— Поезд Андерса! Здорово! Здесь и сейчас!
С правой стороны паровоза на широкой, как подножка автомобиля, ступеньке торчала ручка в виде большой скобы. Дико ухмыляясь, разбрызгивая пену по подбородку, явно взбесившись, Волк ухватился за ручку и с легкостью вспрыгнул на ступеньку.
— Эй, а где старик? Волк! Где…
Джек поднял «Узи» и всадил пулю в левый глаз Волка.
Светящий оранжевый свет в глазах угас, подобно пламени свечи при сильном дуновении ветра.
Волк упал на спину со ступеньки, как человек, совершающий глупый и необдуманный прыжок в воду. С глухим стуком он грохнулся на землю.
— Джек. — Ричард дернул его, заставляя оглянуться. Выражение его лица было не менее диким, чем у Волка, только лицо исказилось в ужасе, а не радости. — Ты имел в виду моего отца? Мой отец замешан в этом?
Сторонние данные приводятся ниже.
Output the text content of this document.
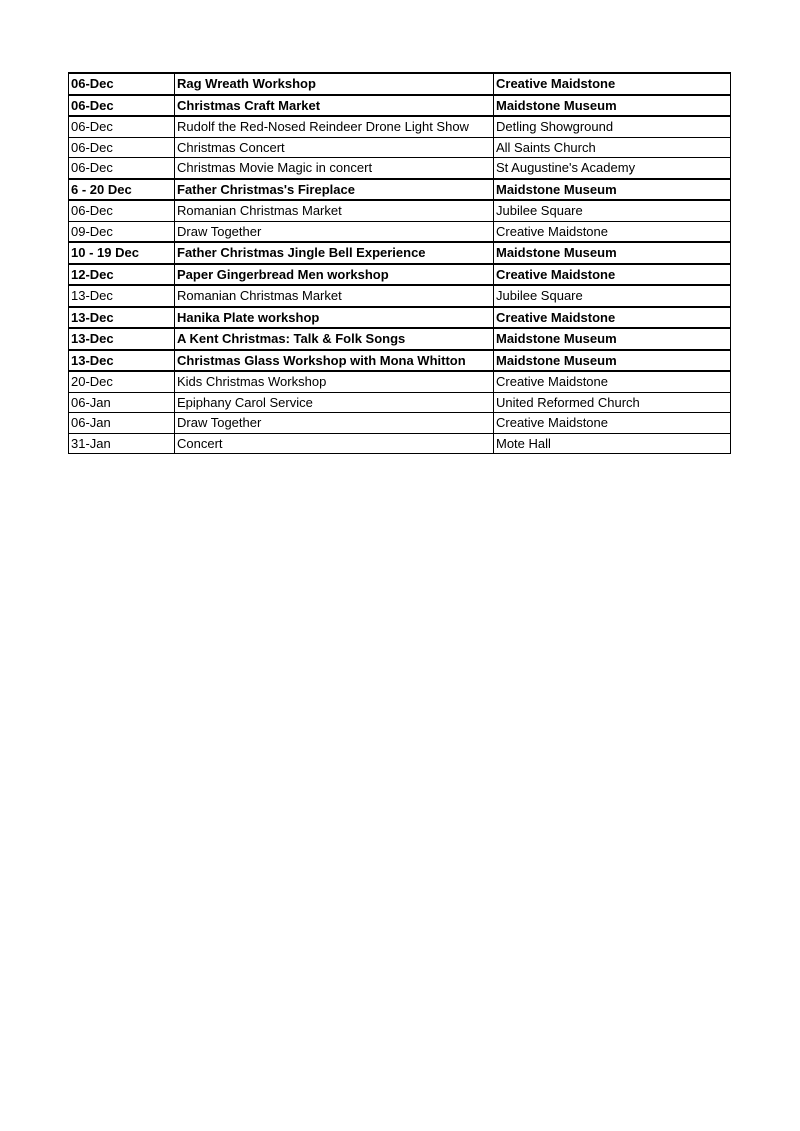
06-Dec	Rag Wreath Workshop	Creative Maidstone
06-Dec	Christmas Craft Market	Maidstone Museum
06-Dec	Rudolf the Red-Nosed Reindeer Drone Light Show	Detling Showground
06-Dec	Christmas Concert	All Saints Church
06-Dec	Christmas Movie Magic in concert	St Augustine's Academy
6 - 20 Dec	Father Christmas's Fireplace	Maidstone Museum
06-Dec	Romanian Christmas Market	Jubilee Square
09-Dec	Draw Together	Creative Maidstone
10 - 19 Dec	Father Christmas Jingle Bell Experience	Maidstone Museum
12-Dec	Paper Gingerbread Men workshop	Creative Maidstone
13-Dec	Romanian Christmas Market	Jubilee Square
13-Dec	Hanika Plate workshop	Creative Maidstone
13-Dec	A Kent Christmas: Talk & Folk Songs	Maidstone Museum
13-Dec	Christmas Glass Workshop with Mona Whitton	Maidstone Museum
20-Dec	Kids Christmas Workshop	Creative Maidstone
06-Jan	Epiphany Carol Service	United Reformed Church
06-Jan	Draw Together	Creative Maidstone
31-Jan	Concert	Mote Hall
— Ричард, ты мне доверяешь?
— Да, но…
— Тогда оставь это. Оставь это. Сейчас не время.
— Но…
— Бери автомат.
— Джек…
— Ричард, бери автомат.
Ричард наклонился и поднял «Узи».
— Ненавижу. Ненавижу автоматы, — вновь сказал он.
— Да, да я знаю, я и сам не особенно их жалую, Малыш-Риччи. Но наступил час расплаты.
Рельсы приближались к высокому частоколу стены. Из-за нее доносились ворчание и крики, возгласы одобрения, ритмическое покачивание, звук каблуков, четким ритмом стучащих о голую землю. Но были и другие звуки еще менее поддающиеся расшифровке. Весь этот непонятный набор звуков был для Джека шумом военных грез, караульное помещение и приближающуюся стену из частокола разделяла площадка шириной с полмили. И, если учесть, что там проходила эта ерунда, Джек сомневался, что кто-либо расслышал его единственный выстрел. Поезд, будучи электрическим, двигался почти бесшумно. Должно быть, преимущество внезапности по-прежнему оставалось на их стороне.
Рельсы исчезали под двойными закрытыми воротами в стене частокола. Джек видел, как сквозь грубо опоясанные бревна пробивался дневной свет.
— Джек, лучше притормози. — Теперь они были в ста пятидесяти ярдах от ворот. Из-за них доносилось пение хриплых голосов:
— Запевай, запевай, ЙОХХ! Раз, два! три, четыре! ЙОХХ!..
Джек снова подумал о людях-животных Герберта Уэллса и содрогнулся.
— Выбора нет, приятель, тараним ворота. У тебя еще хватит времени, чтобы нырнуть рыбкой.
— Джек, ты сошел с ума. Я знаю…
Сотня ярдов. Скрежет батареи. С шипением выпрыгивает искра. По обе стороны мимо них проносится голая земля. «Здесь пшеницы нет, — подумал Джек. — Если бы Ноэль Кауэрд писал пьесу о Моргане Слоуте, он бы назвал ее „Пагубный дух“».
— Джек, а что, если этот еле ползущий поезд сковырнется с рельс?
— Может быть и такое, — сказал Джек.
— Что, если он пробьет ворота, и тут рельсы закончатся?
— Нам хватит и одной, не так ли?
— Пятьдесят ярдов. Джек, ты действительно потерял рассудок.
— Может быть. Сними автомат с предохранителя, Ричард.
Ричард щелкнул предохранителем.
Топот… Ворчанье… Морган и ругающиеся люди… скрип… крики… нечеловеческий взрыв смеха, который заставил Ричарда нагнуться. И все это Джек прочитал в лице Ричарда. Явную решительность, и поэтому Джек с гордостью улыбнулся.
«Он будет стоять бок о бок со мной, собранный, рациональный Ричард. Или нет, он действительно будет стоять бок о бок со мной».